H2O Frame as Spark’s Data Source¶
H2O Frame can be used directly as a Spark data source.
Reading Spark Data Frame from H2O Frame¶
Let’s suppose we have an H2OFrame with key testFrame
There are multiple ways in which the Spark data frame can be loaded from H2OFrame:
- Scala
- Python
val df = spark.read.format("h2o").option("key", "testFrame").load()
val df = spark.read.format("h2o").load("testFrame")
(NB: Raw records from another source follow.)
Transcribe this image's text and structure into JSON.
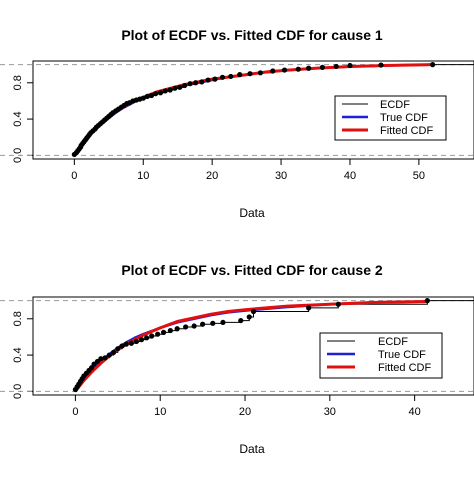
{
  "chart_data": [
    {
      "type": "line",
      "title": "Plot of ECDF vs. Fitted CDF for cause 1",
      "xlabel": "Data",
      "ylabel": "",
      "xlim": [
        -6,
        58
      ],
      "ylim": [
        -0.04,
        1.04
      ],
      "xticks": [
        "0",
        "10",
        "20",
        "30",
        "40",
        "50"
      ],
      "yticks": [
        "0.0",
        "0.4",
        "0.8"
      ],
      "hlines": [
        0,
        1
      ],
      "legend": {
        "position": "right",
        "items": [
          "ECDF",
          "True CDF",
          "Fitted CDF"
        ]
      },
      "colors": {
        "ecdf": "#000000",
        "true_cdf": "#1f1fd6",
        "fitted_cdf": "#e01010",
        "refline": "#9a9a9a"
      },
      "series": [
        {
          "name": "ECDF",
          "type": "step-points",
          "x": [
            0.0,
            0.3,
            0.5,
            0.7,
            0.9,
            1.0,
            1.2,
            1.4,
            1.6,
            1.8,
            2.0,
            2.2,
            2.4,
            2.7,
            3.0,
            3.2,
            3.5,
            3.8,
            4.1,
            4.4,
            4.7,
            5.0,
            5.3,
            5.6,
            6.0,
            6.4,
            6.8,
            7.2,
            7.6,
            8.0,
            8.5,
            9.0,
            9.5,
            10.0,
            10.6,
            11.2,
            11.8,
            12.5,
            13.2,
            13.9,
            14.6,
            15.3,
            16.0,
            16.8,
            17.6,
            18.5,
            19.4,
            20.4,
            21.5,
            22.7,
            24.0,
            25.5,
            27.0,
            28.8,
            30.5,
            32.5,
            34.0,
            36.0,
            38.0,
            40.0,
            44.5,
            52.0
          ],
          "y": [
            0.01,
            0.03,
            0.05,
            0.07,
            0.09,
            0.11,
            0.13,
            0.15,
            0.17,
            0.19,
            0.21,
            0.23,
            0.25,
            0.27,
            0.29,
            0.31,
            0.33,
            0.35,
            0.37,
            0.39,
            0.41,
            0.43,
            0.45,
            0.47,
            0.49,
            0.51,
            0.53,
            0.55,
            0.57,
            0.58,
            0.6,
            0.61,
            0.62,
            0.63,
            0.65,
            0.66,
            0.68,
            0.69,
            0.71,
            0.72,
            0.74,
            0.75,
            0.77,
            0.79,
            0.8,
            0.81,
            0.83,
            0.84,
            0.86,
            0.87,
            0.89,
            0.9,
            0.91,
            0.93,
            0.94,
            0.95,
            0.96,
            0.97,
            0.98,
            0.99,
            0.995,
            1.0
          ]
        },
        {
          "name": "True CDF",
          "x": [
            0,
            1,
            2,
            3,
            4,
            5,
            6,
            7,
            8,
            9,
            10,
            12,
            14,
            16,
            18,
            20,
            22,
            25,
            28,
            31,
            35,
            40,
            45,
            52
          ],
          "y": [
            0.0,
            0.11,
            0.2,
            0.28,
            0.35,
            0.41,
            0.47,
            0.52,
            0.56,
            0.6,
            0.63,
            0.69,
            0.73,
            0.77,
            0.8,
            0.83,
            0.86,
            0.89,
            0.92,
            0.94,
            0.96,
            0.98,
            0.99,
            1.0
          ]
        },
        {
          "name": "Fitted CDF",
          "x": [
            0,
            1,
            2,
            3,
            4,
            5,
            6,
            7,
            8,
            9,
            10,
            12,
            14,
            16,
            18,
            20,
            22,
            25,
            28,
            31,
            35,
            40,
            45,
            52
          ],
          "y": [
            0.0,
            0.12,
            0.21,
            0.29,
            0.36,
            0.42,
            0.48,
            0.53,
            0.57,
            0.61,
            0.64,
            0.7,
            0.74,
            0.78,
            0.81,
            0.84,
            0.86,
            0.89,
            0.92,
            0.94,
            0.96,
            0.98,
            0.99,
            1.0
          ]
        }
      ]
    },
    {
      "type": "line",
      "title": "Plot of ECDF vs. Fitted CDF for cause 2",
      "xlabel": "Data",
      "ylabel": "",
      "xlim": [
        -5,
        47
      ],
      "ylim": [
        -0.04,
        1.04
      ],
      "xticks": [
        "0",
        "10",
        "20",
        "30",
        "40"
      ],
      "yticks": [
        "0.0",
        "0.4",
        "0.8"
      ],
      "hlines": [
        0,
        1
      ],
      "legend": {
        "position": "right",
        "items": [
          "ECDF",
          "True CDF",
          "Fitted CDF"
        ]
      },
      "colors": {
        "ecdf": "#000000",
        "true_cdf": "#1f1fd6",
        "fitted_cdf": "#e01010",
        "refline": "#9a9a9a"
      },
      "series": [
        {
          "name": "ECDF",
          "type": "step-points",
          "x": [
            0.0,
            0.2,
            0.4,
            0.6,
            0.8,
            1.0,
            1.3,
            1.6,
            1.9,
            2.2,
            2.6,
            3.0,
            3.5,
            4.0,
            4.5,
            5.0,
            5.5,
            6.0,
            6.6,
            7.2,
            7.8,
            8.4,
            9.0,
            9.7,
            10.4,
            11.2,
            12.0,
            13.0,
            14.0,
            15.0,
            16.2,
            17.4,
            19.5,
            20.5,
            21.0,
            27.5,
            31.0,
            41.5
          ],
          "y": [
            0.02,
            0.05,
            0.08,
            0.11,
            0.14,
            0.17,
            0.2,
            0.23,
            0.26,
            0.3,
            0.33,
            0.36,
            0.37,
            0.4,
            0.43,
            0.47,
            0.5,
            0.52,
            0.53,
            0.55,
            0.57,
            0.59,
            0.61,
            0.63,
            0.65,
            0.67,
            0.69,
            0.71,
            0.72,
            0.74,
            0.75,
            0.76,
            0.78,
            0.82,
            0.88,
            0.92,
            0.96,
            1.0
          ]
        },
        {
          "name": "True CDF",
          "x": [
            0,
            1,
            2,
            3,
            4,
            5,
            6,
            7,
            8,
            10,
            12,
            14,
            16,
            18,
            20,
            25,
            30,
            35,
            41.5
          ],
          "y": [
            0.0,
            0.13,
            0.24,
            0.33,
            0.41,
            0.48,
            0.54,
            0.59,
            0.63,
            0.7,
            0.76,
            0.8,
            0.84,
            0.87,
            0.89,
            0.93,
            0.96,
            0.98,
            0.99
          ]
        },
        {
          "name": "Fitted CDF",
          "x": [
            0,
            1,
            2,
            3,
            4,
            5,
            6,
            7,
            8,
            10,
            12,
            14,
            16,
            18,
            20,
            25,
            30,
            35,
            41.5
          ],
          "y": [
            0.0,
            0.12,
            0.22,
            0.31,
            0.39,
            0.46,
            0.52,
            0.57,
            0.62,
            0.7,
            0.77,
            0.81,
            0.85,
            0.88,
            0.9,
            0.94,
            0.96,
            0.98,
            0.99
          ]
        }
      ]
    }
  ]
}
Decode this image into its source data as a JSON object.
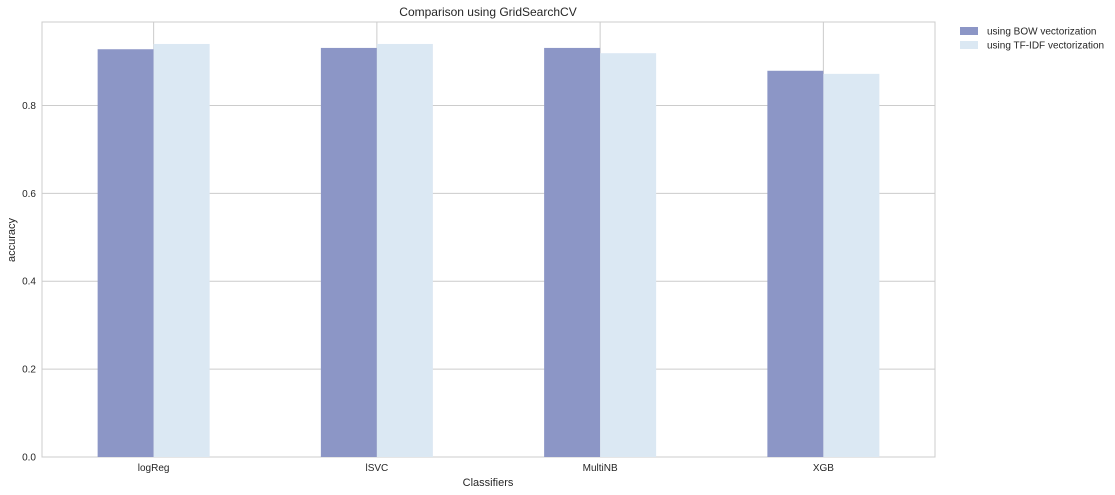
{
  "chart_data": {
    "type": "bar",
    "title": "Comparison using GridSearchCV",
    "xlabel": "Classifiers",
    "ylabel": "accuracy",
    "categories": [
      "logReg",
      "lSVC",
      "MultiNB",
      "XGB"
    ],
    "series": [
      {
        "name": "using BOW vectorization",
        "values": [
          0.928,
          0.931,
          0.931,
          0.879
        ],
        "color": "#8c96c6"
      },
      {
        "name": "using TF-IDF vectorization",
        "values": [
          0.94,
          0.94,
          0.919,
          0.872
        ],
        "color": "#dbe8f3"
      }
    ],
    "ylim": [
      0,
      0.99
    ],
    "yticks": [
      0.0,
      0.2,
      0.4,
      0.6,
      0.8
    ],
    "ytick_labels": [
      "0.0",
      "0.2",
      "0.4",
      "0.6",
      "0.8"
    ],
    "grid": true,
    "legend_position": "outside-top-right"
  }
}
Saving H2O Frame as Spark Data Frame¶
Let’s suppose we have Spark Data Frame df
.
There are multiple ways in which the Spark Data Frame can be saved as H2OFrame:
- Scala
- Python
df.write.format("h2o").option("key", "new_key").save()
df.write.format("h2o").save("new_key")
All variants save the data frame as an H2OFrame with the key new_key
. They will not
succeed if the H2OFrame with the same key already exists.
Loading & Saving Options¶
If the key is specified with the key
option and also in the load/save
method, then
the key
option is preferred
- Scala
- Python
val df = spark.read.from("h2o").option("key", "key_one").load("key_two")
val df = spark.read.from("h2o").option("key", "key_one").save("key_two")
In all examples, key_one
is used.
Specifying Saving Mode¶
There are four save modes available when saving data using the Data Source API: append
, overwrite
, error
and ignore
. The full description is available in the Spark documentation for Spark Save Modes.
If
append
is used, an existing H2OFrame with the same key is deleted, and a new one containing the union of all rows from the original H2O Frame and from the appended Data Frame is created with the same key.If
overwrite
is used, an existing H2OFrame with the same key is deleted, and a new one with the new rows is created with the same key.If
error
is used and an H2OFrame with the specified key already exists, then an exception is thrown.If
ignore
is used and an H2OFrame with the specified key already exists, then no data is changed.